Ukrainian Ship Freed By Somali Pirates

The Ukrainian MV Faina was seized by pirates in September

The office of the Ukrainian president says that a Ukrainian cargo ship captured by Somali pirates has been released.

"On February 4, the ship was freed after a very difficult operation carried out by the Ukrainian special services in cooperation with foreign special services," the office of President Viktor Yushchenko said in a statement quoted by AFP.

"All the members of the crew are healthy and safe and are on board the Faina. At this moment the ship, protected by the U.S. Navy, is preparing to travel to the Kenyan port of Mombasa," the statement said.
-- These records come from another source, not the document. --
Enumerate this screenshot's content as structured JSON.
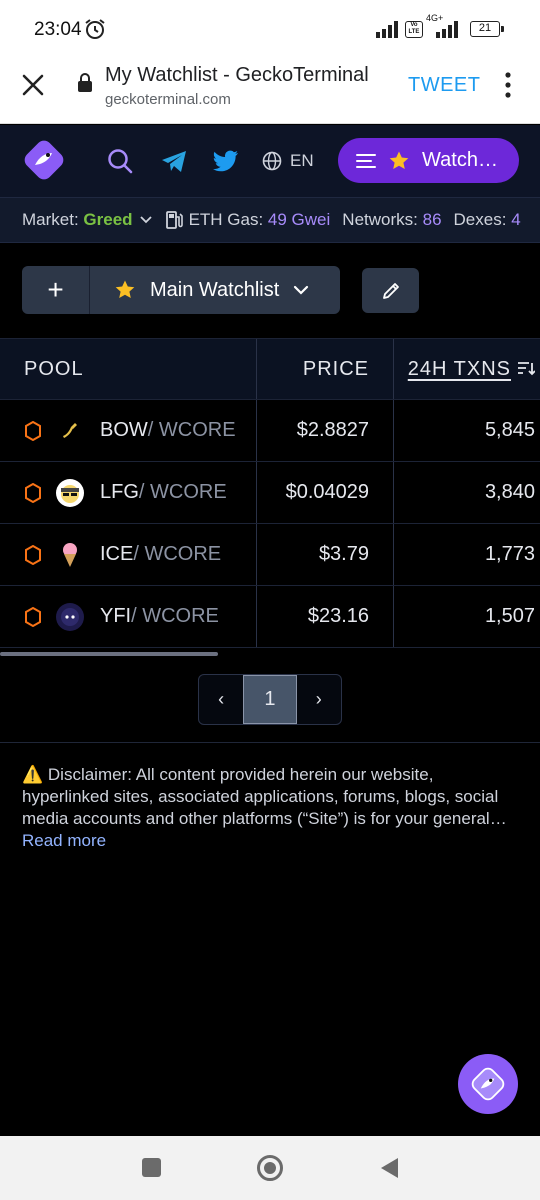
{
  "status_bar": {
    "time": "23:04",
    "network_type": "4G+",
    "volte": "Vo LTE",
    "battery": "21"
  },
  "browser": {
    "page_title": "My Watchlist - GeckoTerminal",
    "url": "geckoterminal.com",
    "action_label": "TWEET"
  },
  "header": {
    "language": "EN",
    "watchlist_button_label": "Watchlist"
  },
  "ticker": {
    "market_label": "Market:",
    "market_value": "Greed",
    "gas_label": "ETH Gas:",
    "gas_value": "49 Gwei",
    "networks_label": "Networks:",
    "networks_value": "86",
    "dexes_label": "Dexes:",
    "dexes_value": "4"
  },
  "watchlist": {
    "add_label": "+",
    "selected": "Main Watchlist"
  },
  "table": {
    "headers": {
      "pool": "POOL",
      "price": "PRICE",
      "txns": "24H TXNS"
    },
    "rows": [
      {
        "base": "BOW",
        "quote": " / WCORE",
        "price": "$2.8827",
        "txns": "5,845",
        "icon": "bow-token-icon",
        "icon_color": "#000000"
      },
      {
        "base": "LFG",
        "quote": " / WCORE",
        "price": "$0.04029",
        "txns": "3,840",
        "icon": "lfg-token-icon",
        "icon_color": "#ffffff"
      },
      {
        "base": "ICE",
        "quote": " / WCORE",
        "price": "$3.79",
        "txns": "1,773",
        "icon": "ice-cream-token-icon",
        "icon_color": "#000000"
      },
      {
        "base": "YFI",
        "quote": " / WCORE",
        "price": "$23.16",
        "txns": "1,507",
        "icon": "yfi-token-icon",
        "icon_color": "#1e1b4b"
      }
    ]
  },
  "pagination": {
    "prev": "‹",
    "current": "1",
    "next": "›"
  },
  "disclaimer": {
    "text": "⚠️ Disclaimer: All content provided herein our website, hyperlinked sites, associated applications, forums, blogs, social media accounts and other platforms (“Site”) is for your general…",
    "read_more": "Read more"
  },
  "colors": {
    "accent": "#6d28d9",
    "greed": "#7ac143",
    "gas": "#a78bfa",
    "chain_hex": "#f97316"
  }
}
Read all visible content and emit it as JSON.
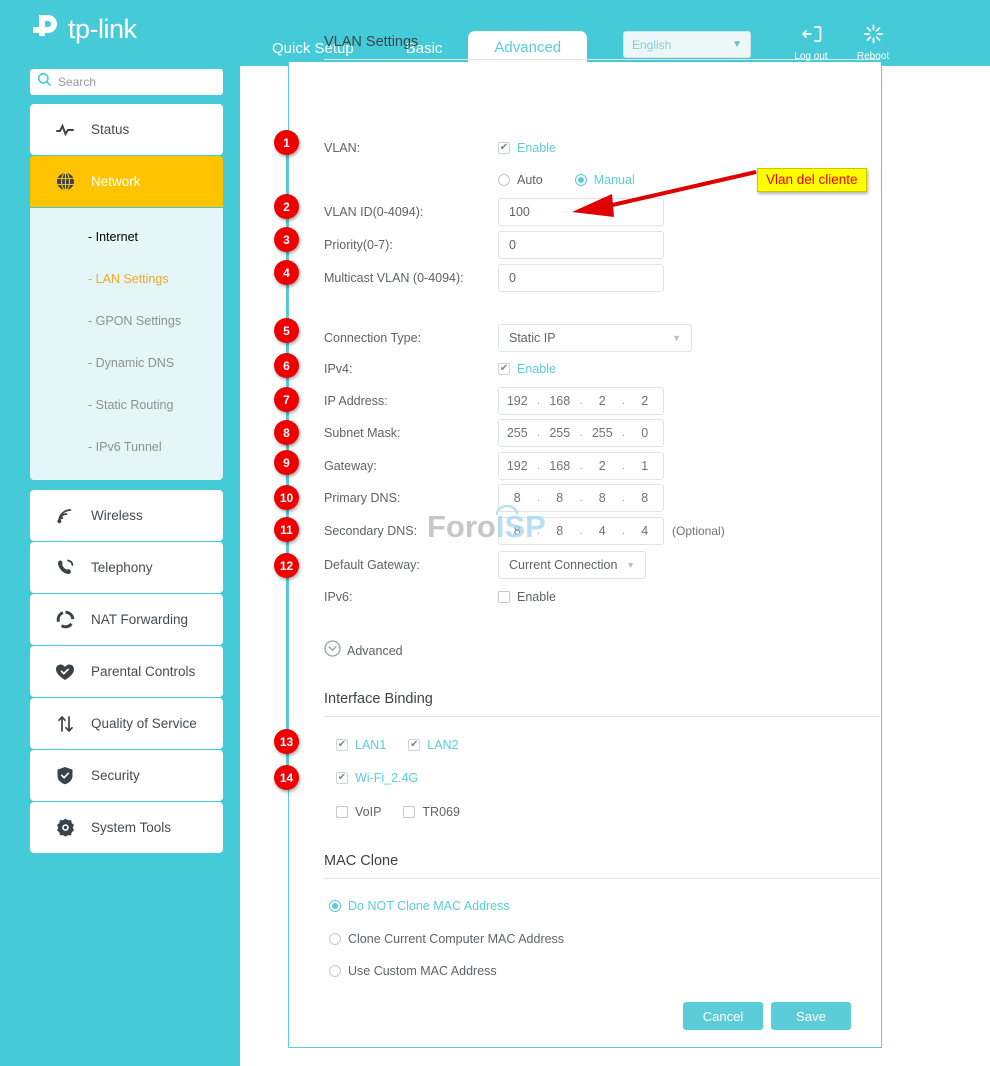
{
  "brand": {
    "name": "tp-link",
    "logo_icon": "tplink-logo-icon"
  },
  "header": {
    "tabs": [
      {
        "label": "Quick Setup",
        "active": false
      },
      {
        "label": "Basic",
        "active": false
      },
      {
        "label": "Advanced",
        "active": true
      }
    ],
    "language": {
      "value": "English",
      "caret_icon": "chevron-down-icon"
    },
    "logout": {
      "label": "Log out",
      "icon": "logout-icon"
    },
    "reboot": {
      "label": "Reboot",
      "icon": "reboot-icon"
    }
  },
  "sidebar": {
    "search": {
      "placeholder": "Search",
      "icon": "search-icon"
    },
    "items": [
      {
        "label": "Status",
        "icon": "status-pulse-icon",
        "active": false
      },
      {
        "label": "Network",
        "icon": "globe-icon",
        "active": true
      },
      {
        "label": "Wireless",
        "icon": "wifi-icon",
        "active": false
      },
      {
        "label": "Telephony",
        "icon": "phone-icon",
        "active": false
      },
      {
        "label": "NAT Forwarding",
        "icon": "nat-icon",
        "active": false
      },
      {
        "label": "Parental Controls",
        "icon": "heart-shield-icon",
        "active": false
      },
      {
        "label": "Quality of Service",
        "icon": "arrows-updown-icon",
        "active": false
      },
      {
        "label": "Security",
        "icon": "shield-check-icon",
        "active": false
      },
      {
        "label": "System Tools",
        "icon": "gear-icon",
        "active": false
      }
    ],
    "submenu": [
      {
        "label": "- Internet",
        "state": "current"
      },
      {
        "label": "- LAN Settings",
        "state": "selected"
      },
      {
        "label": "- GPON Settings",
        "state": "normal"
      },
      {
        "label": "- Dynamic DNS",
        "state": "normal"
      },
      {
        "label": "- Static Routing",
        "state": "normal"
      },
      {
        "label": "- IPv6 Tunnel",
        "state": "normal"
      }
    ]
  },
  "vlan_section": {
    "title": "VLAN Settings",
    "vlan_label": "VLAN:",
    "vlan_enable_label": "Enable",
    "vlan_enable_checked": true,
    "mode_auto_label": "Auto",
    "mode_manual_label": "Manual",
    "mode_selected": "Manual",
    "vlan_id_label": "VLAN ID(0-4094):",
    "vlan_id_value": "100",
    "priority_label": "Priority(0-7):",
    "priority_value": "0",
    "multicast_label": "Multicast VLAN (0-4094):",
    "multicast_value": "0"
  },
  "connection_section": {
    "conn_type_label": "Connection Type:",
    "conn_type_value": "Static IP",
    "ipv4_label": "IPv4:",
    "ipv4_enable_label": "Enable",
    "ipv4_enable_checked": true,
    "ip_address_label": "IP Address:",
    "ip_address_octets": [
      "192",
      "168",
      "2",
      "2"
    ],
    "subnet_label": "Subnet Mask:",
    "subnet_octets": [
      "255",
      "255",
      "255",
      "0"
    ],
    "gateway_label": "Gateway:",
    "gateway_octets": [
      "192",
      "168",
      "2",
      "1"
    ],
    "primary_dns_label": "Primary DNS:",
    "primary_dns_octets": [
      "8",
      "8",
      "8",
      "8"
    ],
    "secondary_dns_label": "Secondary DNS:",
    "secondary_dns_octets": [
      "8",
      "8",
      "4",
      "4"
    ],
    "secondary_dns_optional": "(Optional)",
    "default_gateway_label": "Default Gateway:",
    "default_gateway_value": "Current Connection",
    "ipv6_label": "IPv6:",
    "ipv6_enable_label": "Enable",
    "ipv6_enable_checked": false,
    "advanced_label": "Advanced",
    "advanced_icon": "chevron-down-circle-icon"
  },
  "interface_binding": {
    "title": "Interface Binding",
    "options": [
      {
        "label": "LAN1",
        "checked": true
      },
      {
        "label": "LAN2",
        "checked": true
      },
      {
        "label": "Wi-Fi_2.4G",
        "checked": true
      },
      {
        "label": "VoIP",
        "checked": false
      },
      {
        "label": "TR069",
        "checked": false
      }
    ]
  },
  "mac_clone": {
    "title": "MAC Clone",
    "options": [
      {
        "label": "Do NOT Clone MAC Address",
        "selected": true
      },
      {
        "label": "Clone Current Computer MAC Address",
        "selected": false
      },
      {
        "label": "Use Custom MAC Address",
        "selected": false
      }
    ]
  },
  "actions": {
    "cancel_label": "Cancel",
    "save_label": "Save"
  },
  "annotations": {
    "badges": [
      "1",
      "2",
      "3",
      "4",
      "5",
      "6",
      "7",
      "8",
      "9",
      "10",
      "11",
      "12",
      "13",
      "14"
    ],
    "callout_text": "Vlan del cliente",
    "callout_bg": "#FFFF00",
    "callout_color": "#EE0000",
    "arrow_icon": "red-arrow-icon"
  },
  "watermark": {
    "part1": "Foro",
    "part2": "ISP"
  },
  "colors": {
    "teal": "#45CBD8",
    "accent_teal": "#5BCDD8",
    "active_yellow": "#FFC400",
    "badge_red": "#EE0000"
  }
}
Reuters quotes a local man who helped negotiate the ship's release as saying that the Somali pirates received a ransom for the ship. The man told Reuters the pirates had been paid a ransom of $3.2 million.

Andrew Mwangura of the East African Seafarers Assistance Programme, a Kenyan-based piracy monitoring group, said earlier that about 100 gunmen were aboard the vessel checking the ransom payment.

The MV Faina was captured in September with its 20-man crew and a cargo of 33 Soviet-era T-72 tanks, along with other weapons.

Its seizure drew international attention, not only for its military cargo, but for a regional row over the destination of the tanks.

Somali pirates have captured three boats so far in 2009, after taking a record 42 last year in the busy Gulf of Aden and Indian Ocean shipping lanes. Anarchy and an Islamist insurgency onshore have fueled the upsurge of piracy.